For the uninitiated, Milton Avery (1885–1965) is often described as a “painter’s painter.” He bridged American Impressionism and Abstract Expressionism, simplified scenes into bold blocks of colour, and had a knack for distilling everyday life into something quietly monumental. Rothko, Gottlieb and Barnett Newman all owed him a debt. Yet outside the art world, Avery has often flown under the radar, less famous than his peers, but no less influential.
This exhibition sets out to change that. With 58 works spanning his career, from early landscapes like Fall in Vermont (1935) to radical late paintings like Two Poets (1963), MICAS will show the full sweep of Avery’s practice: his landscapes, his stripped-down figures, his lyrical colour fields.
Dialogue Across Generations
What makes Colour, Form and Composition stand out is its pairing of Avery with 23 new and recent works by seven contemporary artists who cite him as a touchstone:
Henni Alftan, echoing Avery’s flat planes of colour and distilled storytelling.
Harold Ancart & Andrew Cranston, capturing a sense of place through vibrancy and serenity.
Gary Hume — riffing on Avery’s pared-down forms.
Nicolas Party, whose use of colour makes Avery’s influence crystal clear.
Jonas Wood, turning domestic scenes into bold graphic statements, Avery-style.
March Avery, the artist’s daughter, whose own practice continues the family’s exploration of colour and composition.
The result isn’t a tribute act.

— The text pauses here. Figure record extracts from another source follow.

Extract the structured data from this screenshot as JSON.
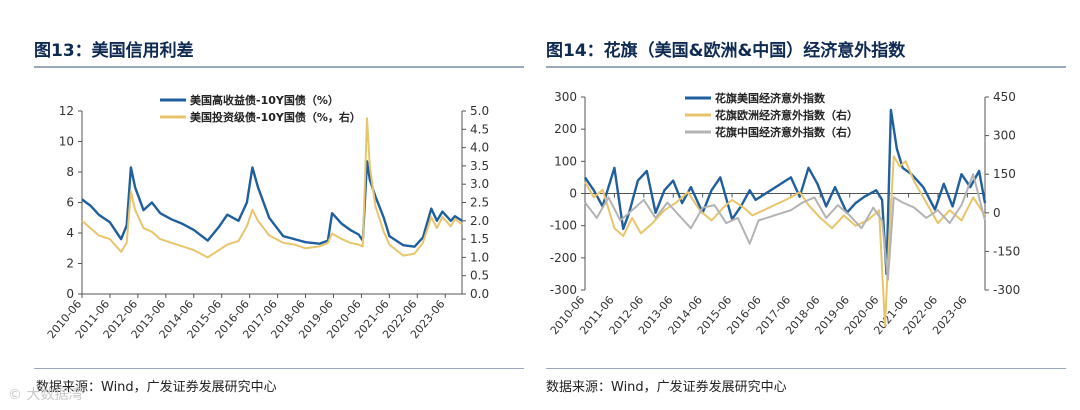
{
  "colors": {
    "blue": "#1f5f9e",
    "gold": "#e8c56a",
    "gray": "#b3b3b3",
    "title": "#0f2a52",
    "axis": "#555555"
  },
  "fig13": {
    "title": "图13：美国信用利差",
    "source": "数据来源：Wind，广发证券发展研究中心",
    "watermark": "© 大数据湾",
    "chart_data": {
      "type": "line",
      "x_tick_labels": [
        "2010-06",
        "2011-06",
        "2012-06",
        "2013-06",
        "2014-06",
        "2015-06",
        "2016-06",
        "2017-06",
        "2018-06",
        "2019-06",
        "2020-06",
        "2021-06",
        "2022-06",
        "2023-06"
      ],
      "x_start": 2010.0,
      "x_end": 2023.6,
      "y_left": {
        "min": 0,
        "max": 12,
        "ticks": [
          0,
          2,
          4,
          6,
          8,
          10,
          12
        ]
      },
      "y_right": {
        "min": 0.0,
        "max": 5.0,
        "ticks": [
          "0.0",
          "0.5",
          "1.0",
          "1.5",
          "2.0",
          "2.5",
          "3.0",
          "3.5",
          "4.0",
          "4.5",
          "5.0"
        ]
      },
      "series": [
        {
          "name": "美国高收益债-10Y国债（%）",
          "axis": "left",
          "color": "#1f5f9e",
          "x": [
            2010.0,
            2010.3,
            2010.6,
            2011.0,
            2011.4,
            2011.6,
            2011.75,
            2011.9,
            2012.2,
            2012.5,
            2012.8,
            2013.2,
            2013.6,
            2014.0,
            2014.5,
            2014.9,
            2015.2,
            2015.6,
            2015.9,
            2016.1,
            2016.3,
            2016.7,
            2017.2,
            2017.6,
            2018.0,
            2018.5,
            2018.8,
            2018.95,
            2019.3,
            2019.6,
            2019.9,
            2020.05,
            2020.2,
            2020.3,
            2020.5,
            2020.8,
            2021.0,
            2021.5,
            2021.9,
            2022.2,
            2022.5,
            2022.7,
            2022.9,
            2023.2,
            2023.35,
            2023.6
          ],
          "values": [
            6.2,
            5.8,
            5.2,
            4.7,
            3.6,
            4.5,
            8.3,
            7.0,
            5.5,
            6.0,
            5.3,
            4.9,
            4.6,
            4.2,
            3.5,
            4.4,
            5.2,
            4.8,
            6.0,
            8.3,
            7.0,
            5.0,
            3.8,
            3.6,
            3.4,
            3.3,
            3.5,
            5.3,
            4.6,
            4.2,
            3.9,
            3.5,
            8.7,
            7.5,
            6.4,
            5.0,
            3.8,
            3.2,
            3.1,
            3.7,
            5.6,
            4.8,
            5.4,
            4.8,
            5.1,
            4.8
          ]
        },
        {
          "name": "美国投资级债-10Y国债（%，右）",
          "axis": "right",
          "color": "#e8c56a",
          "x": [
            2010.0,
            2010.3,
            2010.6,
            2011.0,
            2011.4,
            2011.6,
            2011.75,
            2011.9,
            2012.2,
            2012.5,
            2012.8,
            2013.2,
            2013.6,
            2014.0,
            2014.5,
            2014.9,
            2015.2,
            2015.6,
            2015.9,
            2016.1,
            2016.3,
            2016.7,
            2017.2,
            2017.6,
            2018.0,
            2018.5,
            2018.8,
            2018.95,
            2019.3,
            2019.6,
            2019.9,
            2020.05,
            2020.2,
            2020.3,
            2020.5,
            2020.8,
            2021.0,
            2021.5,
            2021.9,
            2022.2,
            2022.5,
            2022.7,
            2022.9,
            2023.2,
            2023.35,
            2023.6
          ],
          "values": [
            2.0,
            1.8,
            1.6,
            1.5,
            1.15,
            1.4,
            2.8,
            2.3,
            1.8,
            1.7,
            1.5,
            1.4,
            1.3,
            1.2,
            1.0,
            1.2,
            1.35,
            1.45,
            1.85,
            2.3,
            2.0,
            1.6,
            1.4,
            1.35,
            1.25,
            1.3,
            1.4,
            1.65,
            1.5,
            1.4,
            1.35,
            1.3,
            4.8,
            3.5,
            2.4,
            1.7,
            1.35,
            1.05,
            1.1,
            1.4,
            2.1,
            1.8,
            2.1,
            1.85,
            2.05,
            1.9
          ]
        }
      ]
    }
  },
  "fig14": {
    "title": "图14：花旗（美国&欧洲&中国）经济意外指数",
    "source": "数据来源：Wind，广发证券发展研究中心",
    "chart_data": {
      "type": "line",
      "x_tick_labels": [
        "2010-06",
        "2011-06",
        "2012-06",
        "2013-06",
        "2014-06",
        "2015-06",
        "2016-06",
        "2017-06",
        "2018-06",
        "2019-06",
        "2020-06",
        "2021-06",
        "2022-06",
        "2023-06"
      ],
      "x_start": 2010.0,
      "x_end": 2023.6,
      "y_left": {
        "min": -300,
        "max": 300,
        "ticks": [
          -300,
          -200,
          -100,
          0,
          100,
          200,
          300
        ],
        "tick_labels": [
          "-300",
          "-200",
          "-100",
          "0",
          "100",
          "200",
          "300"
        ]
      },
      "y_right": {
        "min": -300,
        "max": 450,
        "ticks": [
          -300,
          -150,
          0,
          150,
          300,
          450
        ],
        "tick_labels": [
          "-300",
          "-150",
          "0",
          "150",
          "300",
          "450"
        ]
      },
      "series": [
        {
          "name": "花旗美国经济意外指数",
          "axis": "left",
          "color": "#1f5f9e",
          "x": [
            2010.0,
            2010.3,
            2010.6,
            2011.0,
            2011.3,
            2011.5,
            2011.8,
            2012.1,
            2012.4,
            2012.7,
            2013.0,
            2013.3,
            2013.6,
            2014.0,
            2014.3,
            2014.6,
            2015.0,
            2015.3,
            2015.6,
            2015.8,
            2017.0,
            2017.3,
            2017.6,
            2017.9,
            2018.2,
            2018.5,
            2018.9,
            2019.2,
            2019.5,
            2019.9,
            2020.1,
            2020.25,
            2020.4,
            2020.6,
            2020.8,
            2021.1,
            2021.5,
            2021.9,
            2022.2,
            2022.5,
            2022.8,
            2023.1,
            2023.4,
            2023.6
          ],
          "values": [
            50,
            10,
            -40,
            80,
            -110,
            -60,
            40,
            70,
            -60,
            10,
            40,
            -30,
            20,
            -60,
            10,
            50,
            -80,
            -40,
            10,
            -20,
            50,
            -10,
            80,
            30,
            -40,
            20,
            -60,
            -30,
            -10,
            10,
            -20,
            -250,
            260,
            140,
            80,
            60,
            20,
            -50,
            30,
            -40,
            60,
            20,
            70,
            -30
          ]
        },
        {
          "name": "花旗欧洲经济意外指数（右）",
          "axis": "right",
          "color": "#e8c56a",
          "x": [
            2010.0,
            2010.3,
            2010.6,
            2011.0,
            2011.3,
            2011.6,
            2011.9,
            2012.3,
            2012.7,
            2013.1,
            2013.5,
            2013.9,
            2014.3,
            2014.7,
            2015.0,
            2015.4,
            2015.7,
            2017.0,
            2017.3,
            2017.6,
            2018.0,
            2018.4,
            2018.8,
            2019.2,
            2019.6,
            2020.0,
            2020.2,
            2020.35,
            2020.5,
            2020.7,
            2020.9,
            2021.2,
            2021.6,
            2022.0,
            2022.4,
            2022.8,
            2023.2,
            2023.6
          ],
          "values": [
            120,
            60,
            90,
            -60,
            -90,
            -20,
            -80,
            -40,
            10,
            40,
            80,
            10,
            -30,
            20,
            50,
            20,
            -10,
            60,
            80,
            30,
            -20,
            -60,
            -10,
            -50,
            -30,
            10,
            -440,
            -80,
            220,
            180,
            200,
            120,
            40,
            -40,
            10,
            -30,
            60,
            -10
          ]
        },
        {
          "name": "花旗中国经济意外指数（右）",
          "axis": "right",
          "color": "#b3b3b3",
          "x": [
            2010.0,
            2010.4,
            2010.8,
            2011.2,
            2011.6,
            2012.0,
            2012.4,
            2012.8,
            2013.2,
            2013.6,
            2014.0,
            2014.4,
            2014.8,
            2015.2,
            2015.6,
            2015.9,
            2017.0,
            2017.4,
            2017.8,
            2018.2,
            2018.6,
            2019.0,
            2019.4,
            2019.8,
            2020.1,
            2020.3,
            2020.5,
            2020.8,
            2021.2,
            2021.6,
            2022.0,
            2022.4,
            2022.8,
            2023.2,
            2023.6
          ],
          "values": [
            40,
            -20,
            60,
            -30,
            10,
            50,
            -20,
            40,
            -10,
            -60,
            20,
            30,
            -40,
            -20,
            -120,
            -30,
            10,
            40,
            60,
            -20,
            30,
            -10,
            -60,
            20,
            -30,
            -260,
            60,
            40,
            20,
            -20,
            10,
            -40,
            30,
            150,
            -30
          ]
        }
      ]
    }
  }
}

It’s a cross-generational, international conversation, showing just how alive Avery’s ideas remain.
The Exhibition Design
Curated by Edith Devaney, Artistic Director of MICAS (and former Royal Academy of Arts curator), and designed by Cécile Degos, the show is arranged in thematic chapters. Rather than quarantining Avery’s paintings behind a glass case of history, his works are interwoven with those of contemporary artists. It’s a presentation that sparks fresh dialogues: how Avery’s colour resonates with Nicolas Party’s, how Jonas Wood refracts his influence into pop culture, how March Avery reflects and reframes her father’s practice.
Why Malta? Why MICAS?
MICAS, which opened in 2024, has made it clear it’s not here to play small. Colour, Form and Composition launches a new programming strand dedicated to re-examining modernist figures through the lens of today. It’s Malta staking a claim as not just a Mediterranean holiday spot, but a serious stop on the global art circuit.
The Bigger Picture
For anyone who caught Avery’s 2022 blockbuster at the Royal Academy of Arts in London (which toured to Fort Worth and Connecticut), this new exhibition offers something different: not a retrospective, but a re-framing. By placing Avery’s work in dialogue with artists across generations and continents, it insists on his continued relevance and situates him squarely within the evolving story of contemporary art.
Dates & Details
Exhibition: Colour, Form and Composition: Milton Avery and His Enduring Influence on Contemporary Painting
Venue: MICAS, Malta International Contemporary Art Space
Dates: 25 October 2025 – 4 April 2026
Curator: Edith Devaney
Artists Featured: Milton Avery, Henni Alftan, Harold Ancart, March Avery, Andrew Cranston, Gary Hume, Nicolas Party, Jonas Wood
Catalogue: With essays by Edith Devaney and interviews with featured artists
Bottom Line
This isn’t just an Avery show. It’s a statement about how influence works — ricocheting across decades, reframed and remixed in new hands. Malta, improbably but decisively, is where that conversation will unfold.
If you’ve ever wanted to see colour, form, and composition rewritten for our times, start booking flights.